At the end of last month, after her Christian Democratic Union of Germany (CDU) party lost two state elections due to the open-door policy, Mrs Merkel admitted she regretted letting almost a million refugees pour in through Germany’s borders last year.
She sheepishly told a news conference in Berlin: “If I could, I would turn back the time by many, many years.”
She accepted Germany had not been prepared for the influx of migrants and said if she believed the public wanted her to change the country’s migrant policy she would consider it.
However, today, Mrs Merkel appears to have performed a dramatic u-turn by announcing she has not changed her policy on migration at all.

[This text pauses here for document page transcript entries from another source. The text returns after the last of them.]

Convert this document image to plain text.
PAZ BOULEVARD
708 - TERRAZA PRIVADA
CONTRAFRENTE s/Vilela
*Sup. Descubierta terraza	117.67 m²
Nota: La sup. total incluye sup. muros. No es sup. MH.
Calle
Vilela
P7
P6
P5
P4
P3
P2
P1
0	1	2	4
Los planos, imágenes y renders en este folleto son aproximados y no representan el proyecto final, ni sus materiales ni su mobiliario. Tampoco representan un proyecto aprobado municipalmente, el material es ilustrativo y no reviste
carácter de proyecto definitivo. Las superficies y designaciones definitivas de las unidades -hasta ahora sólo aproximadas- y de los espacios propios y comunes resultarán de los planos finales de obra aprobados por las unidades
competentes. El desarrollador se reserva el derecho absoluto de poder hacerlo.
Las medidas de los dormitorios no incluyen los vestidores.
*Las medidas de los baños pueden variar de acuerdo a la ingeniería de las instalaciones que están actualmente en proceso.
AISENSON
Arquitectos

She told a German newspaper: “I have not changed my policy, but made policy. I see no change of course other than coherent work for many, many months.”
She went on to say she has been working on “solutions which are good for Germany and Europe” since the summer, including protecting Europe’s borders and tacking the reasons that are causing migrants to flee Africa, Asia and the Middle East and head for Europe.
She did, however, add: “Our aim is that a situation like last year does not happen again and in fact we have made great progress over the past 12 months.”
About 210,000 people have sought asylum in Germany so far this year compared with 890,000 in the whole of 2015.
Mrs Merkel said Germany’s main aim now is to send back those people who do not have a right to asylum in Germany, and negotiate with other EU member states with the intention of distributing migrants among those countries.
Today’s announcement will anger the thousands of German residents who carried out mass protests over immigration in Berlin in July, demanding Mrs Merkel step down.
The protests followed a number of attacks on German citizens by migrants, including sex attacks on more than 1,000 women in a number of German cities on New Year’s Eve.
Counter protests also took place and some Germans gathered at train stations to welcome migrants with banners and presents.